You have made the decision. Maybe there is a problem that you have struggled with for a long time, and you are reaching a place where you realize it’s time to talk to somebody. You know you want to work through the issues and try to get these things addressed. Good for you! And now what? These days, there are so many choices when it comes to helping professionals. Among others, there are:

Holistic practitioners
Shamanic healers
Energy healers
Social workers

And this list just scratches the surface. If you are unsure what some of these people do, you’re not alone. The options are many and vast, and this makes it confusing. However, assuming you are not in crisis, it is worth taking the time to choose someone who is likely to be a good fit. Here are some steps to making a great choice:

1. Ask people you know for recommendations. This is not a fail-safe strategy! Everyone has different tastes and preferences and needs. Still, it is not a bad way to begin. Friends, neighbors, physicians, and teachers can be good people to ask.

2. Check with your insurance company. Mental health services are usually covered, though the coverage varies quite a bit from one policy to the next. It’s good to know who is in your network and what your benefits are in advance.

3. Browse the web for providers in your area.

4. Once you have a list of potential providers, find out where they are located. If you keep the travel time down, it will be more convenient and this translates into fewer cancelled appointments and likely a more successful therapeutic relationship.
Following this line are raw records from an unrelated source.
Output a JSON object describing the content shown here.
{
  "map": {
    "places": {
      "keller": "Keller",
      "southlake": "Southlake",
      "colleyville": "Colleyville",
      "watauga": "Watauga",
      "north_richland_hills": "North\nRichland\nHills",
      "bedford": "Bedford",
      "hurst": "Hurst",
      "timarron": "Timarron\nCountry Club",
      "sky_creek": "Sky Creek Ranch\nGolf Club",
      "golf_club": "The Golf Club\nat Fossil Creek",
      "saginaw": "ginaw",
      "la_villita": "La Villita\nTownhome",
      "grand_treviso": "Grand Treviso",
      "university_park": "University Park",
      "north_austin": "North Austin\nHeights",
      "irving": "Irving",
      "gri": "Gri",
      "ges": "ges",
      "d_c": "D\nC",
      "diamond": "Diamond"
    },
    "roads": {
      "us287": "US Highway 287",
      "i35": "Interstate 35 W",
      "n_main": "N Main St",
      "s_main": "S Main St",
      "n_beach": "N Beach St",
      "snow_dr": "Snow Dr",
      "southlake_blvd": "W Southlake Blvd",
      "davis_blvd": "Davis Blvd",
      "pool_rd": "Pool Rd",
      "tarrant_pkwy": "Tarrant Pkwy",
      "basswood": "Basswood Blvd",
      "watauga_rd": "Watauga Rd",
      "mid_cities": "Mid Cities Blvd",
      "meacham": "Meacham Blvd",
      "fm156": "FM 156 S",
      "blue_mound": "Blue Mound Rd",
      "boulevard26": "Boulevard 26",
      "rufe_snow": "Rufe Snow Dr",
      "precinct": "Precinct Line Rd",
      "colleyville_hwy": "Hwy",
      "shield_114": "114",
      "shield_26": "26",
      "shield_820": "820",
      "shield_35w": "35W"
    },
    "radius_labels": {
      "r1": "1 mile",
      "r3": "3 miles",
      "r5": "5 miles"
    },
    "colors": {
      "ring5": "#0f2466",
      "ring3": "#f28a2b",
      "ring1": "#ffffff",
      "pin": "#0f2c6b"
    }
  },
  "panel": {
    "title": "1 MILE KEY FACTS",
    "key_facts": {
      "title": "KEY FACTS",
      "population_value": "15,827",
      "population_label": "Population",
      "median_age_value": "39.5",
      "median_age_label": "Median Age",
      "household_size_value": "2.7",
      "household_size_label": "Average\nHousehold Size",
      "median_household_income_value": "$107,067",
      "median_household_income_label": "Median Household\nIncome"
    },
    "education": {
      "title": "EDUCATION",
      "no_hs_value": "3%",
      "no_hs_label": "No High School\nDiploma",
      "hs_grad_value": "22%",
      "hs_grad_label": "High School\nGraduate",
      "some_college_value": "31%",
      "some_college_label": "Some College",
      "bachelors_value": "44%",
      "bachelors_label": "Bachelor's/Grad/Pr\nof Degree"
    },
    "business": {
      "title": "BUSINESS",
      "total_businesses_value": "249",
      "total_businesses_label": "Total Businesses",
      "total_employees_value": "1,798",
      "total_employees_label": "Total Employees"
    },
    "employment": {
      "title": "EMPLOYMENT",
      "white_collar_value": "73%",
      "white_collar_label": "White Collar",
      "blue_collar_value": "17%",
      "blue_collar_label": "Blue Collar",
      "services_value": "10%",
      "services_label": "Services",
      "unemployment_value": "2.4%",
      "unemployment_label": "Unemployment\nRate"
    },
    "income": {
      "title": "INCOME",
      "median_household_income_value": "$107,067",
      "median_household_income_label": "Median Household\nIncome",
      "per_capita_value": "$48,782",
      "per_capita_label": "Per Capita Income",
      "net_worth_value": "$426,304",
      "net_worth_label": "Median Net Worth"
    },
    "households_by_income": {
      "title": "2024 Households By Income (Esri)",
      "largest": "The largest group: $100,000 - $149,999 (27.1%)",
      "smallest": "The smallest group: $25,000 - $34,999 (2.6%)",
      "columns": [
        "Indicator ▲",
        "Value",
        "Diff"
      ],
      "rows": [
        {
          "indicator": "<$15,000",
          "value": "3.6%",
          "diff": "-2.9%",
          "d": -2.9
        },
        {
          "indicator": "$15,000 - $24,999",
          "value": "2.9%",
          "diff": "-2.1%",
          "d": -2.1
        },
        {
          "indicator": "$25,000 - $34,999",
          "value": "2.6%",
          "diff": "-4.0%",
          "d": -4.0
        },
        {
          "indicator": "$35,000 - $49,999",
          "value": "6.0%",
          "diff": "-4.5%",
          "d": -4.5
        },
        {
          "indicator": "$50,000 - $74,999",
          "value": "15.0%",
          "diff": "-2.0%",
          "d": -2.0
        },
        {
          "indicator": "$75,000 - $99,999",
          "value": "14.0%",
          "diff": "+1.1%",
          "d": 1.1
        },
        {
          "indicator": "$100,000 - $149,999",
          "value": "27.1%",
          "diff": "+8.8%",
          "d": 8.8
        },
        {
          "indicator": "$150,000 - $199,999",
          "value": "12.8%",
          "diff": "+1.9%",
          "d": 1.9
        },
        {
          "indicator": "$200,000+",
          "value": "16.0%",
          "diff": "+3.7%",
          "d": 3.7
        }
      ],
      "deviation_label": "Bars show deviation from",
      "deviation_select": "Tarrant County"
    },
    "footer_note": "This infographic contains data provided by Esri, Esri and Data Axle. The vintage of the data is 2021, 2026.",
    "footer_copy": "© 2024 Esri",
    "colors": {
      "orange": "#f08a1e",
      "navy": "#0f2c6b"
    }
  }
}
5. Make preliminary phone calls and visit websites. Find out which providers are available during the hours that work for you. Ask about parking and access by bus or wheelchair, if applicable.

6. Eliminate those names of providers whose hours and locations are not right for you.

7. Make more inquiries. Phone calls and emails can work; websites can provide much of the information you seek. Find out something about each provider’s background, education, licensure, and specializations. Consider what is important to you here... Did they go to grad school? Do they have credentials? Are they in a regulated profession? Perhaps these items make a difference to you, perhaps not.

8. If possible, speak directly with providers once you have narrowed it down. Ask about their approach. Listen carefully. Are you getting thoughtful answers or a sales pitch?

The bottom line: All types of providers may be helpful, especially if you are motivated and committed. Deciding to seek help is a huge step! You can make the most of this decision by doing a little extra homework before deciding on a provider. Getting help involves investments of finances and time, not to mention some emotional vulnerability. Being deliberate about this choice is well worth the effort, as the discussions you will share with that individual may have a significant influence on your life.